Reservoir Sampling :Say you have a stream of items of large and unknown length that we can only iterate over once. Create an algorithm that randomly chooses an item from this stream such that each item is equally likely to be selected.
2. Map-Reduce. If you want to work with the whole data.
Can be used for feature creation. For Example: I had a use case where I had a graph of 60 Million customers and 130 Million accounts. Each account was connected to other account if they had the Same SSN or Same Name+DOB+Address. I had to find customer ID’s for each of the accounts. On a single node parsing such a graph took more than 2 days. On a Hadoop cluster of 80 nodes running a Connected Component Algorithm took less than 24 minutes. On Spark it is even faster.
3. Graph Algorithms.
Recently I was working on an optimization problem which was focussed on finding shortest distance and routes between two points in a store layout. Routes which don’t pass through different aisles, so we cannot use euclidean distances. We solved this problem by considering turning points in the store layout and the djikstra’s Algorithm.
4. Feature Selection.
Univariate Selection. Statistical tests can be used to select those features that have the strongest relationship with the output variable.
VarianceThreshold. Feature selector that removes all low-variance features.
Recursive Feature Elimination. The goal of recursive feature elimination (RFE) is to select features by recursively considering smaller and smaller sets of features. First, the estimator is trained on the initial set of features and weights are assigned to each one of them. Then, features whose absolute weights are the smallest are pruned from the current set features. That procedure is recursively repeated on the pruned set until the desired number of features to select is eventually reached.

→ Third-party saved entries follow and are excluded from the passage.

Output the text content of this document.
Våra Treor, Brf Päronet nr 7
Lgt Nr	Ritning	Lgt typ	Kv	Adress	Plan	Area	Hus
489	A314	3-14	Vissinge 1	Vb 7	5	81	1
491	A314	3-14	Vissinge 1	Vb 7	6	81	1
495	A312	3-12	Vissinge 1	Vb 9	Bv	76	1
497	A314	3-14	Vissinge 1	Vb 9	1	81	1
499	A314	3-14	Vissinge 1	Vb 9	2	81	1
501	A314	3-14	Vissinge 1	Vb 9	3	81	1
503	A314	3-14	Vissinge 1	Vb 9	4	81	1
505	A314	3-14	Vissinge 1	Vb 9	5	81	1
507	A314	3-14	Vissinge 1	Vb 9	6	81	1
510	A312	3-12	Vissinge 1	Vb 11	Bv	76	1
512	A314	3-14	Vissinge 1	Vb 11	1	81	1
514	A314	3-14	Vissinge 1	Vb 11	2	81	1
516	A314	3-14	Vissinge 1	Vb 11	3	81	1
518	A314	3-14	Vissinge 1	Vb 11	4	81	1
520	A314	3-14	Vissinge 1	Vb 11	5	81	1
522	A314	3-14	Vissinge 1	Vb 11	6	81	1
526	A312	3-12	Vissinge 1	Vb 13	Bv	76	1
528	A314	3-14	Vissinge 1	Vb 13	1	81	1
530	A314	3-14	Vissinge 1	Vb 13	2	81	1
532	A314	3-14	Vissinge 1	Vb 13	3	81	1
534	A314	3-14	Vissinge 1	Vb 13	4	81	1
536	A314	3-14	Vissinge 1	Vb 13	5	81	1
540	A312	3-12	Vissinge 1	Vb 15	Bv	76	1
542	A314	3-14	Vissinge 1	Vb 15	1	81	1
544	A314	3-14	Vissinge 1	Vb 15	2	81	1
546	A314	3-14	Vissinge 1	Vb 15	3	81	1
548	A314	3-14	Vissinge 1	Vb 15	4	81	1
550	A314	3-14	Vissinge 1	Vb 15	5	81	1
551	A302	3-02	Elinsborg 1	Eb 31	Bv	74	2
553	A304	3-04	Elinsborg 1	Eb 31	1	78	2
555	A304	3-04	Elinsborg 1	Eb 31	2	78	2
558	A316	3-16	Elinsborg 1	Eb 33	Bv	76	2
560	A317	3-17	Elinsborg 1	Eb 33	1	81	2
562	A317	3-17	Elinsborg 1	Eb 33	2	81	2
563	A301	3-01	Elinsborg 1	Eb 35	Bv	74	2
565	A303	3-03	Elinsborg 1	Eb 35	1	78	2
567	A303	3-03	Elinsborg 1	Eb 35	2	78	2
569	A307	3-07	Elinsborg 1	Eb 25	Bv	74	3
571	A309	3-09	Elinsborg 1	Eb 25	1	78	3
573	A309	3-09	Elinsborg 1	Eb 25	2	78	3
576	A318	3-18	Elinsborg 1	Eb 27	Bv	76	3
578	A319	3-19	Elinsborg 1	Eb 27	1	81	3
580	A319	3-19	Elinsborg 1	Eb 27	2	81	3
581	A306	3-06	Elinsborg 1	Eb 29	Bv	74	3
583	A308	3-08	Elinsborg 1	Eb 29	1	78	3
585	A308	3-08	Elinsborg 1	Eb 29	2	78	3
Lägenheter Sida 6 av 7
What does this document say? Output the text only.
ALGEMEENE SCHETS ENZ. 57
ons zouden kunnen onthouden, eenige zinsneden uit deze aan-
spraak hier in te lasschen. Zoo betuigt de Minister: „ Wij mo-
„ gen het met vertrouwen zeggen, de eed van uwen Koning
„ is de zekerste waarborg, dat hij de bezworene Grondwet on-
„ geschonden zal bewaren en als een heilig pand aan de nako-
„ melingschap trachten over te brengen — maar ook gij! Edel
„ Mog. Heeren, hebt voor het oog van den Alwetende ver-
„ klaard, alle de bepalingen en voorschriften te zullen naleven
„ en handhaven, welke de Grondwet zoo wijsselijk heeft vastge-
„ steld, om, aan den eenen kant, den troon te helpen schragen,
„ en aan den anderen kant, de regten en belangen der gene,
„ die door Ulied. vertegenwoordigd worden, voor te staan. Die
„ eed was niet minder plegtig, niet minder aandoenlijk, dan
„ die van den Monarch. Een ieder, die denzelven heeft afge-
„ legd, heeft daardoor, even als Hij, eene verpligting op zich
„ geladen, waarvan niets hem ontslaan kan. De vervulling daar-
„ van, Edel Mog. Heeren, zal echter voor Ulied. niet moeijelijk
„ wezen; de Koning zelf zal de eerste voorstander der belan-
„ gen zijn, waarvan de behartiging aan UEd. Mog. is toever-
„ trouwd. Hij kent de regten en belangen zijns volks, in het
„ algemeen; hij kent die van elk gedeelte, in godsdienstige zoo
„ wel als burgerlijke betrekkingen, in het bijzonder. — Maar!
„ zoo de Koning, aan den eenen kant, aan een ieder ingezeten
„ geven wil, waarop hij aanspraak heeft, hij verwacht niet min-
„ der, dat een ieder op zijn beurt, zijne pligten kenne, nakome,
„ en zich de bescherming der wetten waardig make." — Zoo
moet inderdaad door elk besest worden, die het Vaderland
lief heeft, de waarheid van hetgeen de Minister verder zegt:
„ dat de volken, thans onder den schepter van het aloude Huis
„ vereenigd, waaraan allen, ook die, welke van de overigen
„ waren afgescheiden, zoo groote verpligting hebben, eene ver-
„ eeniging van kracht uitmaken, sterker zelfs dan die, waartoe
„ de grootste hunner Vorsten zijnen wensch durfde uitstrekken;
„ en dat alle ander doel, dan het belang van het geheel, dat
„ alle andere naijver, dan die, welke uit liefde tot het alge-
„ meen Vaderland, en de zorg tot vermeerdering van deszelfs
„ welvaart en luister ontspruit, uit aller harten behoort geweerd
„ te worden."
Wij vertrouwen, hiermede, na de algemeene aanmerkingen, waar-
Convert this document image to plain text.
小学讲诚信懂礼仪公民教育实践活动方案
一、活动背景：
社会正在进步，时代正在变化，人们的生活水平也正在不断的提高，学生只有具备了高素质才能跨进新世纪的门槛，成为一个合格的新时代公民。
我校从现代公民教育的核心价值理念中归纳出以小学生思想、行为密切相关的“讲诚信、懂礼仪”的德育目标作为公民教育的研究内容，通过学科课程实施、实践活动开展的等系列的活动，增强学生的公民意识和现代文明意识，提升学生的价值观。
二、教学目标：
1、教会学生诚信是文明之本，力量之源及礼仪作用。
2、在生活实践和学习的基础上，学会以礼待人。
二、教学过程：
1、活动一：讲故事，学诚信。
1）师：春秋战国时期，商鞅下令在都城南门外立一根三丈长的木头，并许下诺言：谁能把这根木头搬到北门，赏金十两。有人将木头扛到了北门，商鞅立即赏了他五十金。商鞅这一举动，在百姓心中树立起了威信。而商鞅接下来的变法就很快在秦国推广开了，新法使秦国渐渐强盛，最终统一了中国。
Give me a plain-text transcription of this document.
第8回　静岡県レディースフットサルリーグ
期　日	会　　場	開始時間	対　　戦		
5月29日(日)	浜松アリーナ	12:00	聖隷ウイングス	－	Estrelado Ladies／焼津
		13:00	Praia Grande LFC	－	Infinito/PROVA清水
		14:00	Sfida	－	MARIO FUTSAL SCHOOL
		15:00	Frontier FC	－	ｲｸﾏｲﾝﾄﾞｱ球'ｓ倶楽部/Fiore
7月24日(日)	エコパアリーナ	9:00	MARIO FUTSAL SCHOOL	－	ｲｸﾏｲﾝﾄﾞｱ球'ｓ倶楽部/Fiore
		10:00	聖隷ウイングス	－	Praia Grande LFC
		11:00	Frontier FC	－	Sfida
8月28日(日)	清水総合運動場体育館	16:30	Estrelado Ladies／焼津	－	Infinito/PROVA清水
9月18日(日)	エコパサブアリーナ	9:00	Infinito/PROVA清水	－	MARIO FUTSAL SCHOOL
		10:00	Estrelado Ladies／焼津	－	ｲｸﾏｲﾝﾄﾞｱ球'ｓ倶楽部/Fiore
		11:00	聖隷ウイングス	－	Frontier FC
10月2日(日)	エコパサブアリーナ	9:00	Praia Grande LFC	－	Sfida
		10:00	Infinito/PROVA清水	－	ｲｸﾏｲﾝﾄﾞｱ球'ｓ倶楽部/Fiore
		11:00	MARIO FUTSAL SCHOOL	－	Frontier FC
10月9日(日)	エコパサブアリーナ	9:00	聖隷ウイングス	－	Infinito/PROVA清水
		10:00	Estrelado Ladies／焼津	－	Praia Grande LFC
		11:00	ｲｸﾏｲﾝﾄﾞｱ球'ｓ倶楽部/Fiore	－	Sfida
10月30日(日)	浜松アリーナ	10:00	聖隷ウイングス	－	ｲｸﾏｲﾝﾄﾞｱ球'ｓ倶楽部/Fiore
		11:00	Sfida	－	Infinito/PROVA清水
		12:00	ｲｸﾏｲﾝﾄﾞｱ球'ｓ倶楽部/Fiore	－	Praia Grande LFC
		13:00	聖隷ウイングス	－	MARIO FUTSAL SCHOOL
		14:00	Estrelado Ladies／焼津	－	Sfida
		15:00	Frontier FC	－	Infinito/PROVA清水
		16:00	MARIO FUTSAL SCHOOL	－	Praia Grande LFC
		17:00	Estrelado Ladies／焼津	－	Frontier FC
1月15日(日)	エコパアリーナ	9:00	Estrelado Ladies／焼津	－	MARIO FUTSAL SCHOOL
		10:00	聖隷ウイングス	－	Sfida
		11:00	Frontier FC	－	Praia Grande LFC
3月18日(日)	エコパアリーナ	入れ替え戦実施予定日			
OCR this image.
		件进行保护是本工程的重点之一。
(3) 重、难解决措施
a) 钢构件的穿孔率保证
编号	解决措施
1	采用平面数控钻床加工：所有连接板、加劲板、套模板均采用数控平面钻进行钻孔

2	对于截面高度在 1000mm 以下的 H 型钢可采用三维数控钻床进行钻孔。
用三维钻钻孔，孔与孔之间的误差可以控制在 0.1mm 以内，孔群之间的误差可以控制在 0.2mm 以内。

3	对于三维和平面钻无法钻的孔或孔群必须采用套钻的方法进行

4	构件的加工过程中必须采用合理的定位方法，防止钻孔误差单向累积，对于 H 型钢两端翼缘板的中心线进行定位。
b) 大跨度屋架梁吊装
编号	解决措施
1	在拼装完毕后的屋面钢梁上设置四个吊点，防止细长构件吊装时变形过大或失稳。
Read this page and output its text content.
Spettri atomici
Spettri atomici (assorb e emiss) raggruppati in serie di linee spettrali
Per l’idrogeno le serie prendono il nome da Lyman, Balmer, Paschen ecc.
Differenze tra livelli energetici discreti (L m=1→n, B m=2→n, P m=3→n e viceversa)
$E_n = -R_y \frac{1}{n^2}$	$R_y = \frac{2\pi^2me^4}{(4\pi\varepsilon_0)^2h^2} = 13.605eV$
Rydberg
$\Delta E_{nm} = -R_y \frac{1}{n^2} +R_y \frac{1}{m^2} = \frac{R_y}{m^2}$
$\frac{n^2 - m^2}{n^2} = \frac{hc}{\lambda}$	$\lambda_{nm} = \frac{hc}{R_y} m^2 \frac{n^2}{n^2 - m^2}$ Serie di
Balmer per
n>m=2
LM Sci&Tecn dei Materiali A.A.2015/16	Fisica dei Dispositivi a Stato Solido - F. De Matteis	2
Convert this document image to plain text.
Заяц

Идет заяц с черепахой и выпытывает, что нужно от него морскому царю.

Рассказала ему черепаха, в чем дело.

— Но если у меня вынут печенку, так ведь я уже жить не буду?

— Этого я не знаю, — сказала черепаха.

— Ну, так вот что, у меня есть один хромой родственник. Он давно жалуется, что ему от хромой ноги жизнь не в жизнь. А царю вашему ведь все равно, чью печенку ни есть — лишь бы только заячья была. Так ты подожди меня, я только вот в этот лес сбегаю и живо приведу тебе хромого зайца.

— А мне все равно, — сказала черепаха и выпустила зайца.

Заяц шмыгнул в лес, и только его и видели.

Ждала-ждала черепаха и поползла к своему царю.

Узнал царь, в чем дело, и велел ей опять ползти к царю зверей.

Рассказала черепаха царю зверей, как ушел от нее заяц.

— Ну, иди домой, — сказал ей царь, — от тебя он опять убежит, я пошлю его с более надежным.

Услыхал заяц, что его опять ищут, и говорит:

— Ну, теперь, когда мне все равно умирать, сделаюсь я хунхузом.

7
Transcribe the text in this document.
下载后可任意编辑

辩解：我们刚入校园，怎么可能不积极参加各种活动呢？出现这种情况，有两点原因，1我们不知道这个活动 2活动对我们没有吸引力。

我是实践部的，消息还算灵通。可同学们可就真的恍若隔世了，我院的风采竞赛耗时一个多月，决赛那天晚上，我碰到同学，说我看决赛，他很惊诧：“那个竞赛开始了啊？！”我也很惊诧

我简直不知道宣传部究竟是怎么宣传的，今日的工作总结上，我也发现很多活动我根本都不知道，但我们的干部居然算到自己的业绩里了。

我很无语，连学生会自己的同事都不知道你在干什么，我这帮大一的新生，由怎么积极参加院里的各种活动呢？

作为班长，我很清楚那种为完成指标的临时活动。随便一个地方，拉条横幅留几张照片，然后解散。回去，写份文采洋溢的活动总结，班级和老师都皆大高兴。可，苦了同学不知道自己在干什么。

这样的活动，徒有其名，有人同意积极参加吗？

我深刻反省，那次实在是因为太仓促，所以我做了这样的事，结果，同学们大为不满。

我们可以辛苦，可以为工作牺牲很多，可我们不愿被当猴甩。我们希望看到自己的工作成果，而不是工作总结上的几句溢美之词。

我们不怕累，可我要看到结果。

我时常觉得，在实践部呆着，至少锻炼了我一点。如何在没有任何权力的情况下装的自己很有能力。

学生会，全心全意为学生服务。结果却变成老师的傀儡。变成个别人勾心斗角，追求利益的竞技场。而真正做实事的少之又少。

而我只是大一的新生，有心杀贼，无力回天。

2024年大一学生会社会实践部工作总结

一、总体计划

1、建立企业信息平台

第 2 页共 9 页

Feature Importance: Methods that use ensembles of decision trees (like Random Forest or Extra Trees) can also compute the relative importance of each attribute. These importance values can be used to inform a feature selection process.
5. Algorithms to work efficiently.
Apart from these above algorithms sometimes you may need to write your own algorithms. Now I think of big algorithms as a combination of small but powerful algorithms. You just need to have idea of these algorithms to make a more better/efficient product. So some of these powerful algorithms which can help you are:
**Recursive Algorithms:**Binary search algorithm.
Divide and Conquer Algorithms: Merge-Sort.
**Dynamic Programming:**Solving a complex problem by breaking it down into a collection of simpler subproblems, solving each of those subproblems just once, and storing their solutions.
6. Classification/Regression Algorithms. The usual suspects. Minimum you must know:
Linear Regression - Ridge Regression, Lasso Regression, ElasticNet
From there you can build upon:
Decision Trees - ID3, CART, C4.5, C5.0
ANN - Back Propogation, CNN
And then on to Ensemble based algorithms:
Boosting: Gradient Boosted Trees
Bagging: Random Forests
Blending: Prediction outputs of different learning algorithms are fed into another learning algorithm.